Bundesgerichtshof Urteil27.11.1984

BGH zur Streupflicht: Soweit erforderlich muss wiederholt gestreut werden - Streupflicht kann durch Hausordnung auf Mieter übertragen werdenBei Wohnungs­ei­gentum ist die Eigentümer­gemeinschaft für die Streupflicht verantwortlich

In seinem Urteil vom 27.11.1984 - Az. VI ZR 49/83 - hat der Bundes­ge­richtshof den Umfang und die Zuständigkeit bei der Streupflicht präzisiert. Danach müsse gegebenenfalls auch mehrfach hintereinander gestreut werden, wobei allerdings nicht fortlaufend gestreut werden müsse. Der Streupflichtige müsse erst dann wieder streuen, wenn die Witterungs­verhältnisse nicht so außergewöhnlich sind, dass wiederholtes Streuen sinn- oder zwecklos sei. Bei Wohnungs­ei­gentum sei die Wohnungs­ei­gentümer­gemeinschaft für die Streupflicht verkehrs­si­cherungs­pflichtig, führte der BGH aus. Durch Hausordnung könne die Wohnungs­ei­gentümer­gemeinschaft die Streupflicht auf die Eigentümer bzw. Mieter einer bestimmten Etage übertragen. Es bestehe dann aber noch eine Überwa­chungs­pflicht für die Eigentümer­gemeinschaft, so der BGH.

Im zugrunde liegenden Fall verklagte ein Mieter seinen Vermieter auf Schadensersatz wegen Verletzung der Streupflicht. Der Vermieter war Eigentümer einer Wohnung, die im 1. OG eines aus 3 Etagen mit jeweils 3 Eigen­tums­woh­nungen bestehenden Hauses, lag. Er hatte diese an den späteren Kläger vermietet.

Ehefrau des Kläger stürzte auf Glatteis und verstarb

Die Ehefrau des Klägers war am Morgen des 23. Januar 1977 gegen 8.00 Uhr auf dem Gehweg vor dem Haus infolge von Glatteis gestürzt. Sie verletzte sich so schwer, dass sie noch auf dem Transport in das Krankenhaus verstarb. An dem Tag war seit ca. 7.00 Uhr Regen gefallen, der bis mindestens 10.00 Uhr auf dem leicht gefrorenen Boden sofort zur Bildung von Glatteis führte.

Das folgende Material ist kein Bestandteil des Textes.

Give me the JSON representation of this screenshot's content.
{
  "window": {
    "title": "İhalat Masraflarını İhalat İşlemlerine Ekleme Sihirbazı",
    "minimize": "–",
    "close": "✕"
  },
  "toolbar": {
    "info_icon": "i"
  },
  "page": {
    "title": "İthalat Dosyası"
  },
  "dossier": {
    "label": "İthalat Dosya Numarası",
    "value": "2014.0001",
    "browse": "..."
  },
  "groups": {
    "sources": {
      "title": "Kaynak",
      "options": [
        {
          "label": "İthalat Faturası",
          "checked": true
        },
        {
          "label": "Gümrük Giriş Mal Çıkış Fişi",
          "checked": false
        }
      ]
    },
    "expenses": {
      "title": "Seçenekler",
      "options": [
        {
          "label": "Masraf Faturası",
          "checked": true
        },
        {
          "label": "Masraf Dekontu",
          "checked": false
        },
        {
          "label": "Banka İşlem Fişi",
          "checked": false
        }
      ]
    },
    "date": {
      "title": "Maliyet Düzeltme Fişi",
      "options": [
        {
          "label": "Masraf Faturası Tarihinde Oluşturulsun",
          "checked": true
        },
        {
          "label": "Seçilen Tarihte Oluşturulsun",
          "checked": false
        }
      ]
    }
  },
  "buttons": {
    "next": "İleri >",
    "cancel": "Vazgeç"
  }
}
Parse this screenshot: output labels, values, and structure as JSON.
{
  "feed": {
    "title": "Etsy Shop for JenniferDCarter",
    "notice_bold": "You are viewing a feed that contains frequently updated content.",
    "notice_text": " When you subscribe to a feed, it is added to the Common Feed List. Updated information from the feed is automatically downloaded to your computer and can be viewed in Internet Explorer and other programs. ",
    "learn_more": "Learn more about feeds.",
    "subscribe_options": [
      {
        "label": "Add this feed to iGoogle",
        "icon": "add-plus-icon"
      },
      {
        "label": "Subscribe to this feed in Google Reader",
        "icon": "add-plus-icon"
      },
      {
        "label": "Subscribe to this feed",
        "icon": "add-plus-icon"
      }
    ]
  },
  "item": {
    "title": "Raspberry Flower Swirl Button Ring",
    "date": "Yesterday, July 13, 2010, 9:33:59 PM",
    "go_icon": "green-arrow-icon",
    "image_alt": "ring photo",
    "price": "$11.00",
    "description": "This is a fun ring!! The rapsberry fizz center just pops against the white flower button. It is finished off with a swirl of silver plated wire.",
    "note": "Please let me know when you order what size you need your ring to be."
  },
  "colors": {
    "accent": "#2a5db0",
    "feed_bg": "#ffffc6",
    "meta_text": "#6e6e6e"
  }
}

Kläger warnte Ehefrau telefonisch

Der Kläger hatte von seiner Arbeitsstelle aus, seine Frau von dem Glatteis vor dem Haus unterrichtet. Diese war daraufhin nach draußen gegangen, um zu streuen. In dem Ort hatte die Gemeinde die Streupflicht durch Satzung auf die Anlieger übertragen.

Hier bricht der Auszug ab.